Ficar savaşları da sadece bir defa değil, farklı sebeplerle bir çok defa gerçekleşmiştir. Genel olarak iki defa ficar savaşları gerçekleşmiştir. Bu dönemde de ayrı ayrı dörder tane savaş gerçekleşmiştir.
Peygamberimiz de birinci Ficar Savaşlarının gerçekleştiği tarihlerde yirmili yaşlara gelmiş ve Mekke'de göz dolduran Mekkelilerin takdirini kazanan bir genç haline gelmiştir. Olaylar karşısındaki yorumları insanların dikkatini çekiyor ve sözü dinleniyordu. Vermiş olduğu doğru kararlar sebebiyle insanlar kendisine güvenmeye ve meselelerini bazen ona getirmeye başlamışlar ve Muhammed'ül Emin demeye başlamışlardır.

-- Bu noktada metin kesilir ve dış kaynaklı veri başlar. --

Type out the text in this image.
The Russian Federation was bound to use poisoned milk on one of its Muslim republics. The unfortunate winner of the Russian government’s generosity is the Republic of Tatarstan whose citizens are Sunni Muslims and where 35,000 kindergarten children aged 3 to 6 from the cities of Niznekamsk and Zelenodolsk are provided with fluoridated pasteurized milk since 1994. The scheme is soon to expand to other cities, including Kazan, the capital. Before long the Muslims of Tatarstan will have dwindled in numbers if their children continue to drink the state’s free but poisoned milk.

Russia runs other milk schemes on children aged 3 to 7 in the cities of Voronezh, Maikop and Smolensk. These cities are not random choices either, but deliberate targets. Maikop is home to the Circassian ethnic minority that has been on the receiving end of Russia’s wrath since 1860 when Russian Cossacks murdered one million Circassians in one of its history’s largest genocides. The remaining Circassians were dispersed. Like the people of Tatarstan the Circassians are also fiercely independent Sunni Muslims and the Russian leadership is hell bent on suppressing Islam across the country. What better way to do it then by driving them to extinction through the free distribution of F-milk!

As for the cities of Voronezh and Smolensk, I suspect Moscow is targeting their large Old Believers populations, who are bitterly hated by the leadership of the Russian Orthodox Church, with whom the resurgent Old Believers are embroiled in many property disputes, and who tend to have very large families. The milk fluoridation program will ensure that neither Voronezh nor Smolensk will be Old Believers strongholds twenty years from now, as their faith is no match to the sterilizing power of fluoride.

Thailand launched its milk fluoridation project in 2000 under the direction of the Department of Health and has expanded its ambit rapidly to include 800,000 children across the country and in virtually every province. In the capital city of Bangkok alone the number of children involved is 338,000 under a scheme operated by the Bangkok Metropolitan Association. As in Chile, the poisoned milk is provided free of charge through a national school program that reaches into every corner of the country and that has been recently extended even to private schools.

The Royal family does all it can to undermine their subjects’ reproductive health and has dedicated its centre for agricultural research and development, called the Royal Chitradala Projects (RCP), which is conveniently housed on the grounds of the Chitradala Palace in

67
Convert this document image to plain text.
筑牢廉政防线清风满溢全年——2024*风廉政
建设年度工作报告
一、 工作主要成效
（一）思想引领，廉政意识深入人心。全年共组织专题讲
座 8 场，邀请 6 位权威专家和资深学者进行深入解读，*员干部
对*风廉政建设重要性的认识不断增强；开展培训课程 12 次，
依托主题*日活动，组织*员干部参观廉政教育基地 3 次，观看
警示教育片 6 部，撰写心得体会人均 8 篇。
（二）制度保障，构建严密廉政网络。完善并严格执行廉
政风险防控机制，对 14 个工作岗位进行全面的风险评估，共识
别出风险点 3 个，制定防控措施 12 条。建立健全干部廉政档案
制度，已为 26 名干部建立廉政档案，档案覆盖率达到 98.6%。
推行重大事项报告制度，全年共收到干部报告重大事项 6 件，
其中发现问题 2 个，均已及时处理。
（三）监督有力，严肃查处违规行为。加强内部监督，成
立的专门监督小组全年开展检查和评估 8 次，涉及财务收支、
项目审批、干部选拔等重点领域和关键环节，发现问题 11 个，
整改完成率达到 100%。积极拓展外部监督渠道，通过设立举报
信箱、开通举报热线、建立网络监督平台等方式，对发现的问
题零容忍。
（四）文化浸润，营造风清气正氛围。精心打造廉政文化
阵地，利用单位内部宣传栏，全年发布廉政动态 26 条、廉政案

Tam do o dönemde Kureyş kabilelerinden birisi olan Kinane Kabilesi ile Kaysoğulları arasında yeni bir savaş patlak vermişti. Bu iki kabile, teamülde uygulanan kuralları da aradan kaldırarak birbirlerine saldırıyordu. Bu savaşta Hâşimoğullarının bayraktarı, Efendiler Efendisi’nin amcalarından biri olan Zübeyr İbn Abdilmuttalib; Kureyş’in komutanı ise, Ebû Süfyan’ın babası Harb İbn Ümeyye idi.
Çok çetin günlerdi. O kadar ki, savaşın rengi her an değişebiliyor; öğleye kadar galip durumda olan, akşam üstü mağlubiyet yaşayabiliyordu.
Muhammedü’l-Emîn de, kendisi bizzat savaşa iştirak etmemekle birlikte savaş halindeki amcalarına yardım ediyor; cephede göğüs göğüse mücadele eden yakınlarına lojistik destek sağlamak maksadıyla ok taşıyordu. Nihayet, bu anlamsız savaşın, insanları yorduğu bir dönemde Kureyş arasından birisi ileri atılacak ve iki tarafı sulha davet edecekti. Teklif kabul görmüştü. İki tarafın da ölüleri sayıldı ve hangi taraftaki ölü sayısı daha fazla ise, karşı tarafın bu fazlalık kadar diyet ödemesi kararlaştırıldı. Böylelikle Mekke’ye, yeniden huzur ve sükûn hâkim olmaya başlamıştı.